The Reserve Bank of India [Get Quote] has set up an expert working group for examining issues related to the launch of currency futures in the country.
The moves comes close of the heels of the launch of Indian Rupee futures by the Dubai Gold and Commodities Exchange (DGCX) earlier this month.
DGCX, the first exchange in the world to trade a rupee derivative, already trades in three currency contracts such as euro/US dollar, pound sterling/US dollar and Japanese yen/US dollar.
Each DGCX Indian rupee contract represents two million Rupees. Prices will be quoted in US Cents per 100 Indian Rupees, with a minimum price fluctuation of 0.000001 US Dollars per Rupee ($2 per contract). At any point in time DGCX will list the current and next two calendar months, plus the next three calendar quarterly months.
As per the RBI move, the currency futures will enable individuals and companies to have the opportunity to hedge and trade their Indian rupee risk on transparent and equal basis that an exchange provides.
Individuals planning to spend large sums of foreign exchange on overseas travel or education will also be able to hedge against currency fluctuation risks.
Officials said RBI has asked foreign banks operating in India to make presentations, highlighting the feasibility of currency futures and how it can help corporates and mutual funds in the country.
Once a decision is taken, the RBI will make a recommendation to the finance ministry in this regard.
A currency future is similar to a forward contract. It is a futures contract to exchange one currency for another at a specified date in the future at a price (exchange rate) that is fixed on the last trading date.
Typically, one of the currencies is the US dollar. The price of a future is then in terms of US dollars per unit of other currency. This can be different from the standard way of quoting in the spot foreign exchange markets. The trade unit of each contract is then a certain amount of other currency, for instance Euro 125,000.
Most contracts have physical delivery, so for those held at the end of the last trading day, actual payments are made in each currency. However, most contracts are closed out before that.
Investors use these futures contracts to hedge against foreign exchange risk. They can also be used to speculate and, by incurring a risk, attempt to profit from rising or falling exchange rates. Investors can close out the contract at any time prior to the contract's delivery date.

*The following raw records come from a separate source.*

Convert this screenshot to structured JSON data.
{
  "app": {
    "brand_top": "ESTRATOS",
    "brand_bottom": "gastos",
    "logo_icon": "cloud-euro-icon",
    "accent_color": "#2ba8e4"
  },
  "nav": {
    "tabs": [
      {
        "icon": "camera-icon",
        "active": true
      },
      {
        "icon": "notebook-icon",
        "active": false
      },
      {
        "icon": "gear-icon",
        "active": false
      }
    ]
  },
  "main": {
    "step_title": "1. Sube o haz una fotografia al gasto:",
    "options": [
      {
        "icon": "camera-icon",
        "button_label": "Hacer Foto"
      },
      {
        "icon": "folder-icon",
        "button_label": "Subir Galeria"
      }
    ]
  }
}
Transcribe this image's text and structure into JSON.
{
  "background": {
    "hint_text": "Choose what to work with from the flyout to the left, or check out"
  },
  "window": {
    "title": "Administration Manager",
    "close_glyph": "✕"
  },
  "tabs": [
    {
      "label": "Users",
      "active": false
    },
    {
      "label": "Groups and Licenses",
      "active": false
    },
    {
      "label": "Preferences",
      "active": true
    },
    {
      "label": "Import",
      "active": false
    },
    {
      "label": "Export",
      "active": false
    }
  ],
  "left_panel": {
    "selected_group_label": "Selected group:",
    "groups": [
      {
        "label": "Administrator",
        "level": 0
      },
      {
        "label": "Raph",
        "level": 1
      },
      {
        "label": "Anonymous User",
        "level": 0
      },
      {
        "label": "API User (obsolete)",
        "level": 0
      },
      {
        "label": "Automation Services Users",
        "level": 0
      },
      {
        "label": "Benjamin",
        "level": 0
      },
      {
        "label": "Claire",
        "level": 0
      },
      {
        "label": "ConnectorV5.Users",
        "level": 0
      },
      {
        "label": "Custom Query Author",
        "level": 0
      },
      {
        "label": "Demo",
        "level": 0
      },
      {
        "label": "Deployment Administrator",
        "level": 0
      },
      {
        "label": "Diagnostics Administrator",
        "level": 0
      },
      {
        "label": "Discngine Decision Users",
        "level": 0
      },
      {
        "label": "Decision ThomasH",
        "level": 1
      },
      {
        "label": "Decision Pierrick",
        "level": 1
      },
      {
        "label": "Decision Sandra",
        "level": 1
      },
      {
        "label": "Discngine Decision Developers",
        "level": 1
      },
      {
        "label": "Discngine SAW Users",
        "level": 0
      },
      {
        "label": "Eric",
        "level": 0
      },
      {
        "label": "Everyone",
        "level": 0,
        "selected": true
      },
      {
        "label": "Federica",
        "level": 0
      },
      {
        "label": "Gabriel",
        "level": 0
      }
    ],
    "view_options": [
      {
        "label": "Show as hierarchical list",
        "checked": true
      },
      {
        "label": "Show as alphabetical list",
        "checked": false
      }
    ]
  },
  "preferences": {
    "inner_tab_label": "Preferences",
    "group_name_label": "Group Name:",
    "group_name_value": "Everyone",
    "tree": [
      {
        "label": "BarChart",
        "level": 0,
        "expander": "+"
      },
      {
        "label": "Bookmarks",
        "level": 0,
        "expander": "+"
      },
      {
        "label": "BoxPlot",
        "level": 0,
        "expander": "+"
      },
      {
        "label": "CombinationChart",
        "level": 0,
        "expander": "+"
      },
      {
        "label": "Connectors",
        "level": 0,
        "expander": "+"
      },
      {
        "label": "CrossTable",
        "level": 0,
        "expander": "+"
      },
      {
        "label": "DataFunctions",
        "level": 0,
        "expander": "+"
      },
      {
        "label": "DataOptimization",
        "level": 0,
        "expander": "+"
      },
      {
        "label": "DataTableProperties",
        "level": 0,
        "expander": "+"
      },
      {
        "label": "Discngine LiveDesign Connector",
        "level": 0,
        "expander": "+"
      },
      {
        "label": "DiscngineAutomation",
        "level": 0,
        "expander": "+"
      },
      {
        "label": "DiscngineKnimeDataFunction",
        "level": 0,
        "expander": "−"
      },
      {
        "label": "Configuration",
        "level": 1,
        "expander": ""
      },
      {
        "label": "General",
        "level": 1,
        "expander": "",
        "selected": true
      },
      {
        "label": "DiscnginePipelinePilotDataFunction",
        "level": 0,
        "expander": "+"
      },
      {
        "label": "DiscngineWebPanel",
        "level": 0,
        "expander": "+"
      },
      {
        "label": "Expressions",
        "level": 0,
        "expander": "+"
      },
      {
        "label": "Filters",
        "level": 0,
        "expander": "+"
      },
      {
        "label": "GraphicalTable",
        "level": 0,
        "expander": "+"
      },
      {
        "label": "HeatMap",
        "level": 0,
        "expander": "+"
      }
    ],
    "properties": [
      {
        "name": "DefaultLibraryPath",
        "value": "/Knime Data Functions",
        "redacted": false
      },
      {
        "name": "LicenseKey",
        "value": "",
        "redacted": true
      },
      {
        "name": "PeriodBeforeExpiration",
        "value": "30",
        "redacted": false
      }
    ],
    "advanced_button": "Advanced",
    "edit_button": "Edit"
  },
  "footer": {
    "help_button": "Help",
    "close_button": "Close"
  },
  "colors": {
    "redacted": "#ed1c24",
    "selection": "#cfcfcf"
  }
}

Currency futures were first created at the Chicago Mercantile Exchange (CME) in 1972, less than one year after the system of fixed exchange rates was abandoned along with the gold standard. Some commodity traders at the CME did not have access to the inter-bank exchange markets in the early 1970s, when they believed that significant changes were about to take place in the currency market.
They established the International Monetary Market (IMM) and launched trading in seven currency futures on May 16, 1972.
Today, the IMM is a division of CME. In the second quarter of 2005, an average of 332,000 contracts with a notional value of $43 billion were traded every day. Currently most of these are traded electronically.